Anthony Burgess, on being told he had a brain tumour, and
only a year to live, was jubilant. Great, he thought, a whole year in which I’m
not going to get knocked over by a bus, or die in a car crash. Worried that his premature death would leave
his wife with nothing, he threw himself into writing. The brain tumour disappeared, Anthony Burgess established himself
as a major novelist.
This little story, which Burgess describes in his
autobiography, may or may not be true.
I doubt that it is. But
regardless of its veracity, it’s been going round and round in my head for some
time.
Like everyone else who writes and reads this blog, I am
writing a book. It’s a book I’ve been
working on for five or six years. It’s
the one I’ve always wanted to write. I’m sure you all have one like it. But
like plenty of novels writers write, I have struggled to finish it.
However, I had an Anthony Burgess moment.
In April this year I had an MRI scan that suggested the
arteries in my head were unusually thickened, and I was at risk from a
developing an aneurysm. I’ve written
about this in an earlier blog, so won’t go through all the gruesome details
again. I’ll just mention that the specialist took five months to tell me, by
which time, I thought, I’m lucky to still be here.
More recently I had a second ‘enhanced’ scan, using state of
the art MRI that, if the first had something of the 1970s about it, this one
was 2001. I was sucked into the mouth
of Hal. Abandon hope all ye who enter
here.
This second MRI machine was right next to a bank of monitors
displaying my skull, brains and all that mazy Hampton Court stuff. How I
longed to see a little homunculus sitting there in the middle, arms pulling the
levers, sweat pouring down his little brow.
“Look!” I imagined yelling to the radiographer, “there, in
the middle, a tiny man! And he’s gobbling chips!” The radiographer frowns. “That’s very common,” she says.
Look, not all of this is true. The truth is not that
exciting. I had the scan, I went home.
The radiographer didn’t say anything at all. She smiled and nodded and I wondered, as I got my coat, whether
she was looking at me that way because I had six months to live, or because she
thinks I’m an idiot.
What if it was both?
But, when I got the report, it was reassuring. Whatever was on the previous MRI scan, it
was not on this one. “No abnormalities
in the brain, no lesions, the orbits, pituitary, corpus callosum, brain stem”
and so on, all normal. Things are flowing as they should be. The homunculus needs a new armchair, but
otherwise, nothing.
What, I asked the specialist, has happened? Why has thickening, or arteritis, or
aneurysm, or infection disappeared? I
thought these things were either irreversible, or cured only by colossal
amounts of steroids.
No answer. A shrug.
“An over enthusiastic radiographer,” he muttered.
“What?” I yelled, picking him up by the collar and holding
him against the wall. “Are you saying
my illness was the product of someone’s imagination?”
“Please,” he said, “it’s not my fault!”
He reached out and pressed an alarm button, two orderlies
charged in, and in seconds I was strapped up, restrained, and couldn’t move.
“I just want the truth, doc,” I said, struggling to free
myself.
“Put it this way,” he said.
“Perhaps we in the NHS love to create fictions, too. Why should all the imaginative stuff be left
to writers?”
For whether I was ill, and after a long rest, am cured, or
whether there was nothing there in the first place, the fear that I had something
eating away at my brains was the spur I needed. It wasn’t that I was afraid I wouldn’t finish my book before I
died, it was that writing kept the worry away.
As long as I wrote, I didn’t dwell.
I have nearly finished my book. I’m proud of what I’ve written, but know that finding a publisher
for it will not be easy. It is, to say
the least, very idiosyncratic.
7 comments:
Blimey, Andrew - talk about being put through the wringer! But please - don't now let good news get in the way of the book!
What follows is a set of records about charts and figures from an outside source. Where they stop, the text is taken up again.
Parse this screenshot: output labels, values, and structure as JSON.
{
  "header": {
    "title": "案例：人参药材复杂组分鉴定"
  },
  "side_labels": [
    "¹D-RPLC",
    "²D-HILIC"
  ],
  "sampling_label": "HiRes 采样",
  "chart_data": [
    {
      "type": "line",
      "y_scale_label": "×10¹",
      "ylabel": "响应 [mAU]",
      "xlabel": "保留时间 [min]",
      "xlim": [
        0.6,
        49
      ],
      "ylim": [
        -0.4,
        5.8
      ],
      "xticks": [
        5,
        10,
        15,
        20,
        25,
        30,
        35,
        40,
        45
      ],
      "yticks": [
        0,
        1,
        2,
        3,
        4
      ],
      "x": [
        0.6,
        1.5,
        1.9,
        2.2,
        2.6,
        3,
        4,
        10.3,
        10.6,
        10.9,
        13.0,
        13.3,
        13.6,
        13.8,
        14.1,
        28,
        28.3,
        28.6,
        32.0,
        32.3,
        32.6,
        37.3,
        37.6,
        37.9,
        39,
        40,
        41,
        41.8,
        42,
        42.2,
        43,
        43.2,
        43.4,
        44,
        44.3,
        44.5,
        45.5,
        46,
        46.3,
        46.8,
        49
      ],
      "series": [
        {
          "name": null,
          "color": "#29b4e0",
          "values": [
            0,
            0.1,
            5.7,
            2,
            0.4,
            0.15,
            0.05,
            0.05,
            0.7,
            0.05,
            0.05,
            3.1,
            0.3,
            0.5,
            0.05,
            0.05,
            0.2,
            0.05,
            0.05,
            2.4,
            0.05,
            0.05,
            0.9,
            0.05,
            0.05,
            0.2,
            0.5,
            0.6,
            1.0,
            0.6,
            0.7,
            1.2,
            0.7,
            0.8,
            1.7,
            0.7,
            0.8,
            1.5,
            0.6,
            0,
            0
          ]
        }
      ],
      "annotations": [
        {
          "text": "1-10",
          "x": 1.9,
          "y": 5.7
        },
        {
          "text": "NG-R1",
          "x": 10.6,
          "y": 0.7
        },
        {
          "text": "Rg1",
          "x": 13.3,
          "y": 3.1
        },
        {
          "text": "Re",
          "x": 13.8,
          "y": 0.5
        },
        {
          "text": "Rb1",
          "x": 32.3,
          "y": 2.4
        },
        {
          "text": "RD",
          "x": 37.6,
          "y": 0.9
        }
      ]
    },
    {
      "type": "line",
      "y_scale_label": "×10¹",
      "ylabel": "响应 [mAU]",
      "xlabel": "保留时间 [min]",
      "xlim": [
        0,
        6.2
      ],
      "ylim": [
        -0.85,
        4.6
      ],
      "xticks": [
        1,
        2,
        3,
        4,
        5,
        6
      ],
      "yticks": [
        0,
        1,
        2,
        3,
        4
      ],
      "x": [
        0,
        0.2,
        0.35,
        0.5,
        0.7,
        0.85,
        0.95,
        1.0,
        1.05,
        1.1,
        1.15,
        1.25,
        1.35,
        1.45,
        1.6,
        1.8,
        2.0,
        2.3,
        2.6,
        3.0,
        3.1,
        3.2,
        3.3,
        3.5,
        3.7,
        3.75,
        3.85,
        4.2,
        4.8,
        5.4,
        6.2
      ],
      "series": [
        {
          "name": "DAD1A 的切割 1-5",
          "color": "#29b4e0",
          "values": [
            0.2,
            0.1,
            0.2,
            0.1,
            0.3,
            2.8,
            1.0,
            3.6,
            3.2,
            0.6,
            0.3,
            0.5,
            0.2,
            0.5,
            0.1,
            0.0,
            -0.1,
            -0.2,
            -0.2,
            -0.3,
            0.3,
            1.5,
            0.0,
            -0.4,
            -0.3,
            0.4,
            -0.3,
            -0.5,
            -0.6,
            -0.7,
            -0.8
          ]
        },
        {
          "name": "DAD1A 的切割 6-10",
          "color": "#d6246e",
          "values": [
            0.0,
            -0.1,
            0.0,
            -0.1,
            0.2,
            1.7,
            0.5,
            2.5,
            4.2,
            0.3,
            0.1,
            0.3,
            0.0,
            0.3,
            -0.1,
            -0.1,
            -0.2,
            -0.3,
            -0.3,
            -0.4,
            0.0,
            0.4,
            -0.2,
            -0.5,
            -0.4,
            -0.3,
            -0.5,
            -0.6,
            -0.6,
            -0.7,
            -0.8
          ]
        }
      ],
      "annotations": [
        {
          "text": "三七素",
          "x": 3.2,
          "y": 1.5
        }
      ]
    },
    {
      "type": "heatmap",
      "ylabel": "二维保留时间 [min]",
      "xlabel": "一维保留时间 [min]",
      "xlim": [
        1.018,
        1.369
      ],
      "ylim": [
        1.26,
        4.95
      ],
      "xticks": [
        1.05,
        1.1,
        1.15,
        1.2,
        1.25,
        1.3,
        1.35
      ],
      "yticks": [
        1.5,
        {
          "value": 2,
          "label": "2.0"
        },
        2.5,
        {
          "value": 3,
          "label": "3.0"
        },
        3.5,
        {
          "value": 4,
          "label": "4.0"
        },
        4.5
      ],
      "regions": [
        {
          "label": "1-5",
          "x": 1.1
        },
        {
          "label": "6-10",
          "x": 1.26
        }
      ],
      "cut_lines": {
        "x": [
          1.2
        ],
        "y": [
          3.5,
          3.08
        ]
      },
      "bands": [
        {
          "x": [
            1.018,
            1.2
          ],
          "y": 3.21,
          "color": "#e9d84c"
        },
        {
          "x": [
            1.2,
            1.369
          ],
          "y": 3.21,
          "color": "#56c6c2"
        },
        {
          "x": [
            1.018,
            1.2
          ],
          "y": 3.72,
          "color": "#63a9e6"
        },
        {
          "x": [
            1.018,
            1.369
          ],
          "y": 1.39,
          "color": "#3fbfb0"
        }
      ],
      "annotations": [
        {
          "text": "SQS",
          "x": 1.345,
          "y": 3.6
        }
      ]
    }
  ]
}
What can you say? Except, hurrah that the first scan was wrong, huge congratulations on getting on with the book, and thanks for writing so lightly about something so awful!
hmm good post do not get it in the way of the book
If your book is as idiosyncratic as your blog posts, I totally want to read it! I'm glad this story at least has a happy ending - hope the fate of your book is as positive...
Delighted to hear you're okay!
Good news on both counts! What a horrific time to go through - but hope you can wish in a happy and healthy year ahead with much joy - and exactly the appropriate kind of imagination.
Thanks all. It's been a bizarre year. At times a little scary and Kafkaesque, but I have plenty of material for a new book.